Chemin de marchands et de muletiers

Les "Régourdans" portent draps, vin, sel et autres marchandises depuis le Languedoc jusqu'au Puy, par cette voie millénaire de transhumance et d'échanges, bordée de dolmens, d'inscriptions rupestres, de messages encore mystérieux.

 

Chemin sacré

Les pèlerins se rendent vers le tombeau de Saint Gilles ou vers la vierge noire du Puy par la Régordane, connectée aux chemins de Saint Jacques de Compostelle par la via Podiensis (GR65, au Puy-en-Velay) et la via Tolosana (GR653, à Saint-Gilles). La voie est ponctuée de sites sacrés et jalonnée d'une chaîne d'hôpitaux et maladreries dont Pradelles conserve l'un des quatre derniers vestiges encore debout en Europe.

Nombreux sont aussi ceux qui empruntent la voie pour préparer la première croisade : le pape Urbain V, Adhémar de Monteils, évêque du Puy-en-Velay et légat du pape ou encore Raymond de Saint Gilles.

... mais aussi chemin épique. Route des Arvernes empruntée par César pour traverser les Cévennes ou encore théâtre des exploits de Guillaume d'Orange délivrant Nîmes des Sarrasins, relatés dans l'une des plus anciennes chansons de Geste, le Charroi de Nîmes.

L'itinéraire est surtout au cœur des grands mouvements de l'histoire médiévale.

 

Chemin de contes

C'est aussi en parcourant la voie que le randonneur marchera dans les pas de plusieurs écrivains.

 

Chemin de libertés

Le chemin porte les remises en causes successives de l'Eglise romaine : arianisme, catharisme, protestantisme ; ou encore les luttes pour la Liberté de conscience et des Droits de l'Homme, avec Rabaut Saint Etienne, pasteur Nîmois et le marquis de Lafayette. Sans oublier les luttes des Camisards ou celles plus récentes des résistants pendant la seconde guerre mondiale et des mineurs cévenols, à la conquêtes de droits sociaux.

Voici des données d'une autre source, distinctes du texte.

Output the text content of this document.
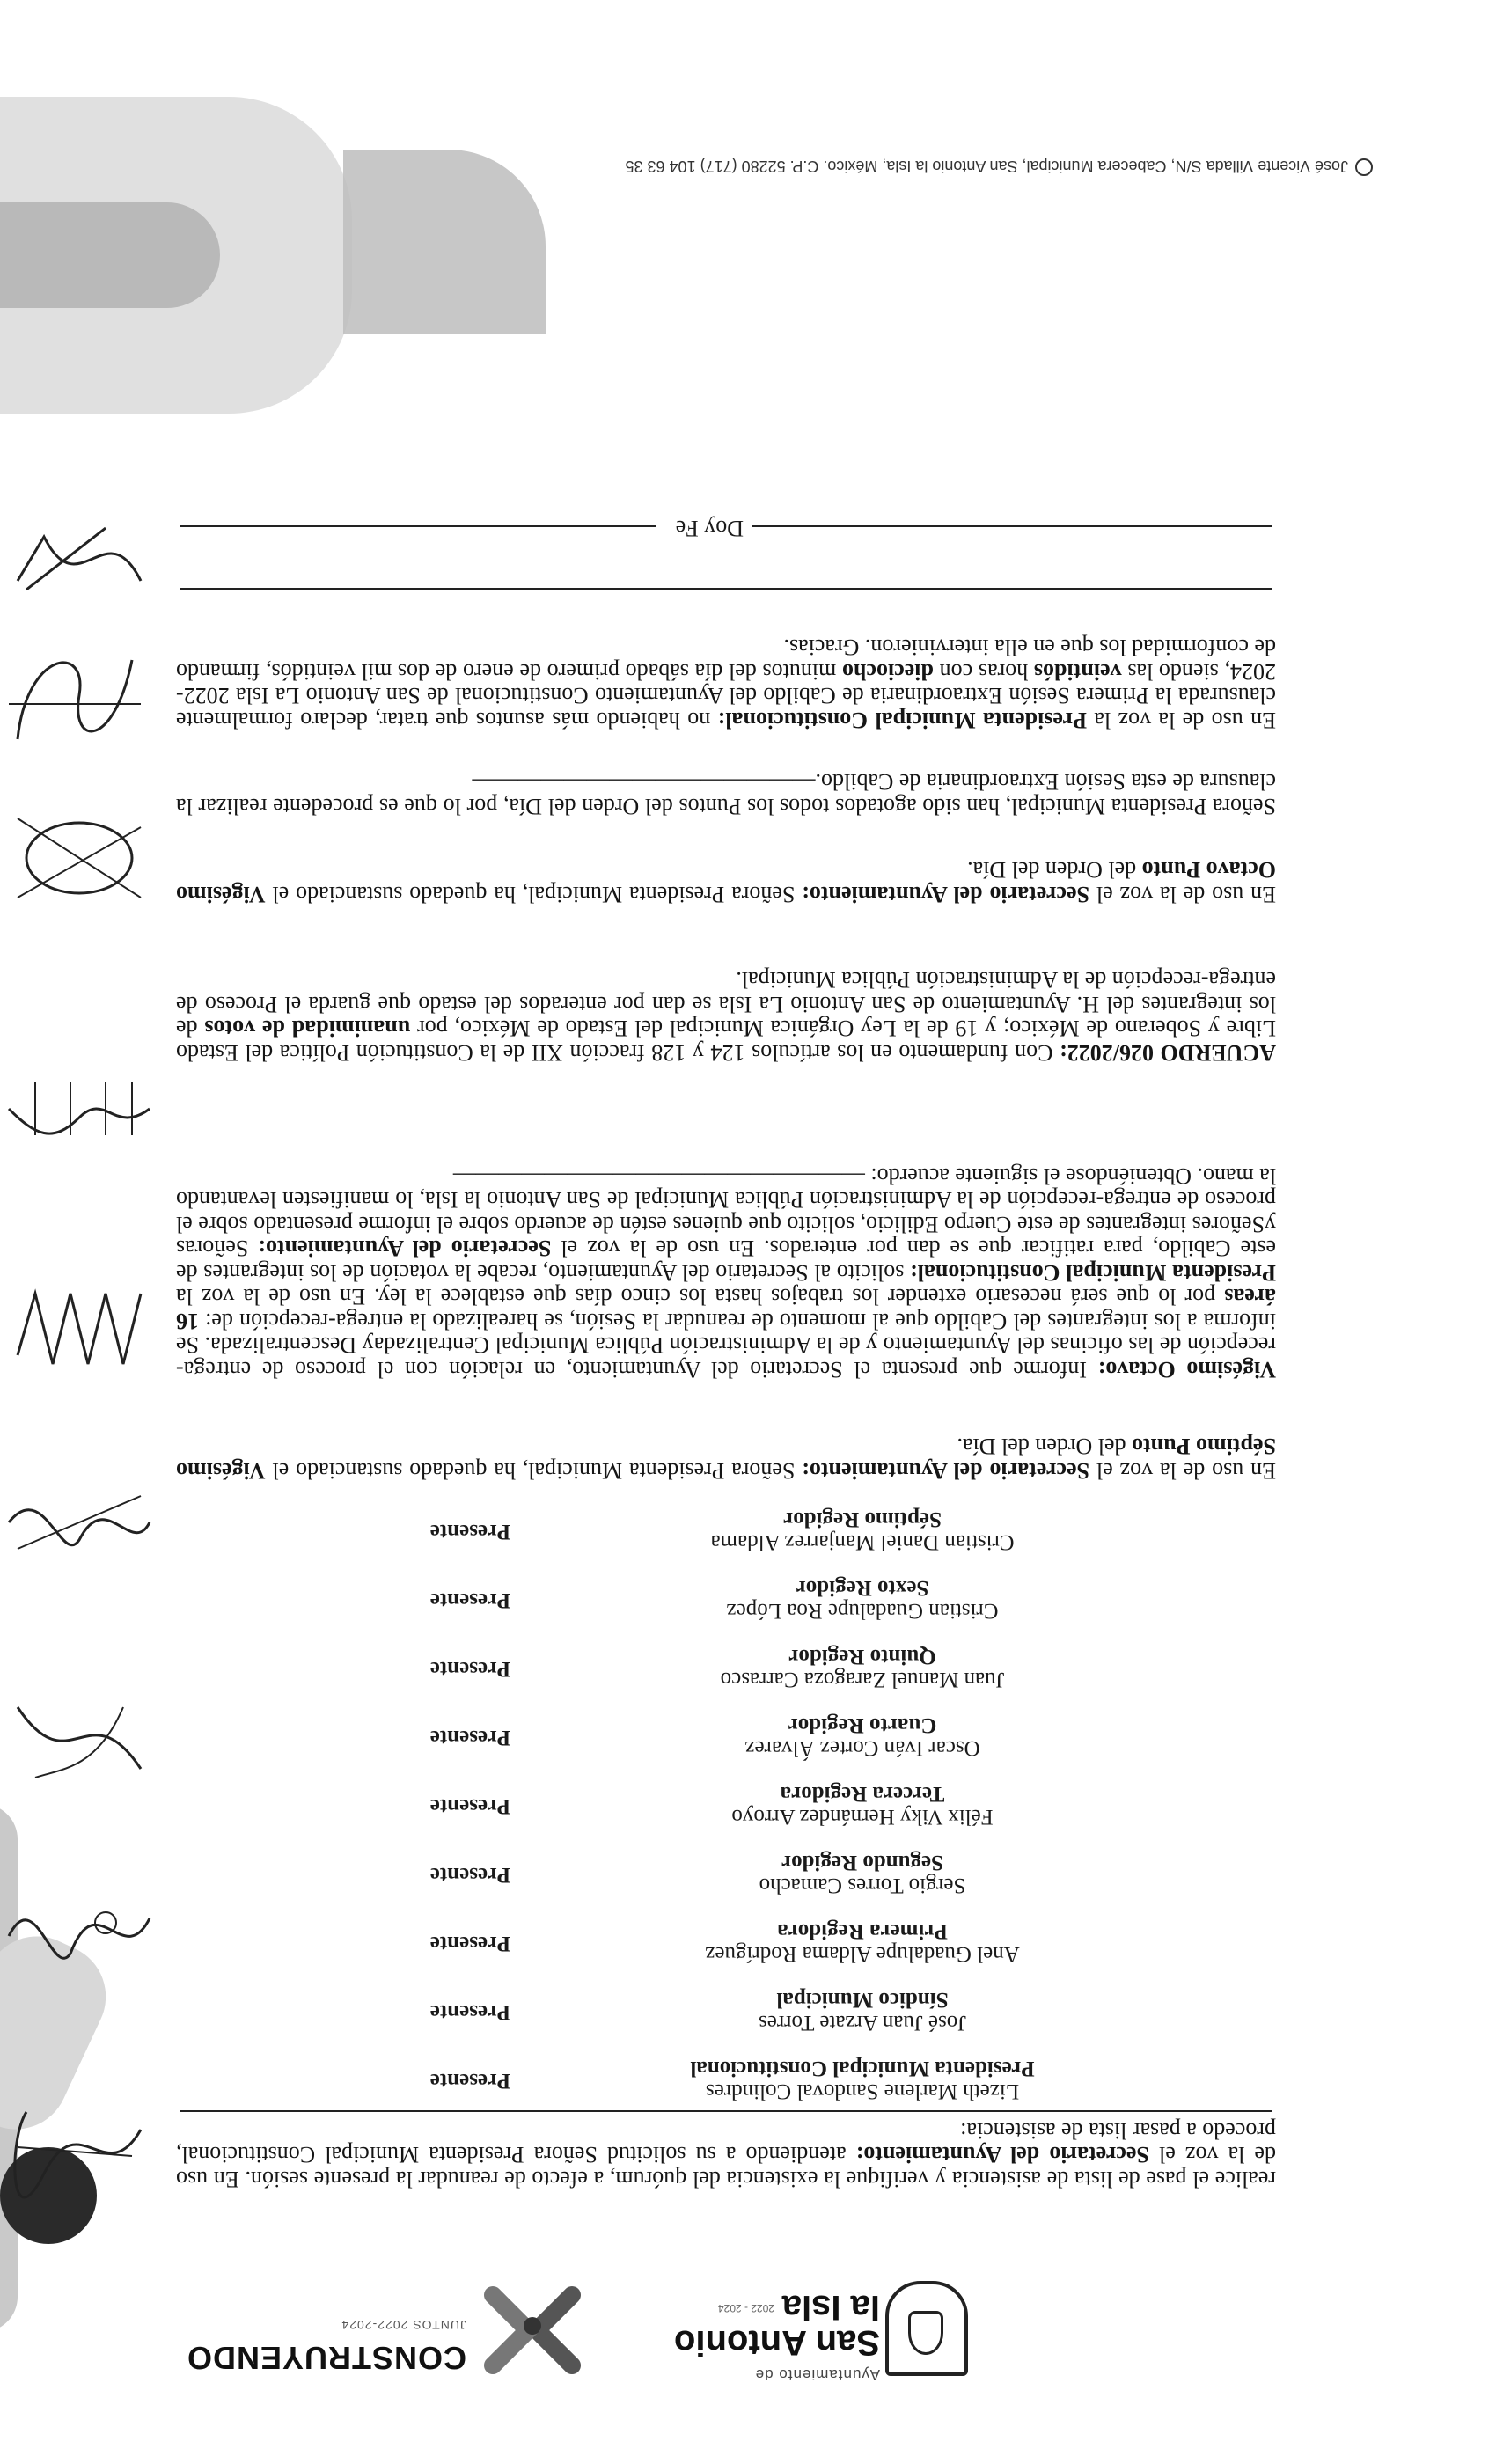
Ayuntamiento de
San Antonio
la Isla
2022 - 2024
CONSTRUYENDO
JUNTOS 2022-2024
realice el pase de lista de asistencia y verifique la existencia del quórum, a efecto de reanudar la presente sesión. En uso de la voz el Secretario del Ayuntamiento: atendiendo a su solicitud Señora Presidenta Municipal Constitucional, procedo a pasar lista de asistencia:
Lizeth Marlene Sandoval Colindres
Presidenta Municipal Constitucional
Presente
José Juan Arzate Torres
Síndico Municipal
Presente
Anel Guadalupe Aldama Rodríguez
Primera Regidora
Presente
Sergio Torres Camacho
Segundo Regidor
Presente
Félix Viky Hernández Arroyo
Tercera Regidora
Presente
Oscar Iván Cortez Álvarez
Cuarto Regidor
Presente
Juan Manuel Zaragoza Carrasco
Quinto Regidor
Presente
Cristian Guadalupe Roa López
Sexto Regidor
Presente
Cristian Daniel Manjarrez Aldama
Séptimo Regidor
Presente
En uso de la voz el Secretario del Ayuntamiento: Señora Presidenta Municipal, ha quedado sustanciado el Vigésimo Séptimo Punto del Orden del Día.
Vigésimo Octavo: Informe que presenta el Secretario del Ayuntamiento, en relación con el proceso de entrega-recepción de las oficinas del Ayuntamiento y de la Administración Pública Municipal Centralizaday Descentralizada. Se informa a los integrantes del Cabildo que al momento de reanudar la Sesión, se harealizado la entrega-recepción de: 16 áreas por lo que será necesario extender los trabajos hasta los cinco días que establece la ley. En uso de la voz la Presidenta Municipal Constitucional: solicito al Secretario del Ayuntamiento, recabe la votación de los integrantes de este Cabildo, para ratificar que se dan por enterados. En uso de la voz el Secretario del Ayuntamiento: Señoras ySeñores integrantes de este Cuerpo Edilicio, solicito que quienes estén de acuerdo sobre el informe presentado sobre el proceso de entrega-recepción de la Administración Pública Municipal de San Antonio la Isla, lo manifiesten levantando la mano. Obteniéndose el siguiente acuerdo: ——————————————————
ACUERDO 026/2022: Con fundamento en los artículos 124 y 128 fracción XII de la Constitución Política del Estado Libre y Soberano de México; y 19 de la Ley Orgánica Municipal del Estado de México, por unanimidad de votos de los integrantes del H. Ayuntamiento de San Antonio La Isla se dan por enterados del estado que guarda el Proceso de entrega-recepción de la Administración Pública Municipal.
En uso de la voz el Secretario del Ayuntamiento: Señora Presidenta Municipal, ha quedado sustanciado el Vigésimo Octavo Punto del Orden del Día.
Señora Presidenta Municipal, han sido agotados todos los Puntos del Orden del Día, por lo que es procedente realizar la clausura de esta Sesión Extraordinaria de Cabildo.———————————————
En uso de la voz la Presidenta Municipal Constitucional: no habiendo más asuntos que tratar, declaro formalmente clausurada la Primera Sesión Extraordinaria de Cabildo del Ayuntamiento Constitucional de San Antonio La Isla 2022-2024, siendo las veintidós horas con dieciocho minutos del día sábado primero de enero de dos mil veintidós, firmando de conformidad los que en ella intervinieron. Gracias.
Doy Fe
José Vicente Villada S/N, Cabecera Municipal, San Antonio la Isla, México. C.P. 52280 (717) 104 63 35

Retrouvez les Récits de Régordane : Alphonse Daudet, Sergueï Prokofiev, Jouany du Désert...


Depuis la préhistoire

À l’origine

Les temps géologiques ont créé les conditions pour une circulation entre l’Auvergne la Méditerranée.

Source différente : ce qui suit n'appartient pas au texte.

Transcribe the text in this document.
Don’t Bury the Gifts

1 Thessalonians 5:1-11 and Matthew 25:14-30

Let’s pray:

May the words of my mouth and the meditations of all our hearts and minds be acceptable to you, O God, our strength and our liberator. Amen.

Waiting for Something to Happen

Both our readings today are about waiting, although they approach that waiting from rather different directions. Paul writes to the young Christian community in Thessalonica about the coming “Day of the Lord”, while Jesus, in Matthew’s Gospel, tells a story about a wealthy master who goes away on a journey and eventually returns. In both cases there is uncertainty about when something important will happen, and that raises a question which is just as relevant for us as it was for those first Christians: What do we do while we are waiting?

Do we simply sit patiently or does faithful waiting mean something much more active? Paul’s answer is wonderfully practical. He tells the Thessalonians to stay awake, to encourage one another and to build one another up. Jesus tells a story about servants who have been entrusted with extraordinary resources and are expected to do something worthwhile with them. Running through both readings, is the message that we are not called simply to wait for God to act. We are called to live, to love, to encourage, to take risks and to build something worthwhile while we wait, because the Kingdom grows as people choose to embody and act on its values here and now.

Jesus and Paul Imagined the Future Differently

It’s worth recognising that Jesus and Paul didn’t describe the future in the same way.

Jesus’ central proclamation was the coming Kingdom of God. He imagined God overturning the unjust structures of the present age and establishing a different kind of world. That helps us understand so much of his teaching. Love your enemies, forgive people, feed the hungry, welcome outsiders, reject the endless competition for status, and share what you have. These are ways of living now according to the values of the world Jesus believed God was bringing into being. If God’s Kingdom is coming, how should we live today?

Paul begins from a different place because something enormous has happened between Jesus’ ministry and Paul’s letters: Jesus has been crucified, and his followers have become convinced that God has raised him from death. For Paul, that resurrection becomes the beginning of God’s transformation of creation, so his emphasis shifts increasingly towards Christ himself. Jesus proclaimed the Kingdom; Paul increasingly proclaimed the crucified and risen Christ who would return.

La faille de Villefort, repérable de Luc à Alès, est une faille remarquable, dislocation longitu-dinale nord-sud qui ouvre des cols et creuse des vallées faisant jaillir des sources.

Un tracé naturel suivi par les troupeaux sauvages au cours de leurs migrations saisonnières puis par les premiers hommes...

La route des Arvernes

"À l’époque romaine et au Moyen Âge, il existait des voies de navigations intérieures et l’accès à la mer se faisait par le réseau des bras du petit Rhône et des étangs...".

Au cours de l’histoire, un tracé se constitue progressivement…

Raccordement de chemins de diverses origines, drailles primitives, parcours de transhumance, chemins muletiers, voies romaines par fragments…

Route des Arvernes, entre Nîmes, le pays Gabales et l’oppidum gaulois de Gergovie, César l’emprunte en plein hiver pour franchir les Cévennes.

Au Ve siècle av. J-C, une voie passant par Alès se dirige vers le Massif-Central et l’oppidum de l’Ermitage se développe.

La notoriété médiévale

Un itinéraire "stratégique"

Par le traité de Verdun au IXe siècle, la vallée du Rhône appartient à L’Empire germanique... L’itinéraire devient Route de l’Île de France au Bas-Languedoc, Chemin français.

Le passage par la Régordane, située à l’Est du Royaume de France, est le plus court pour rejoindre le port de Saint-Gilles ouvert sur la Méditerranée.


L'ordre des bénédictins

Vers l’an mil, l’ordre très puissant des bénédictins s’établit sur l’itinéraire.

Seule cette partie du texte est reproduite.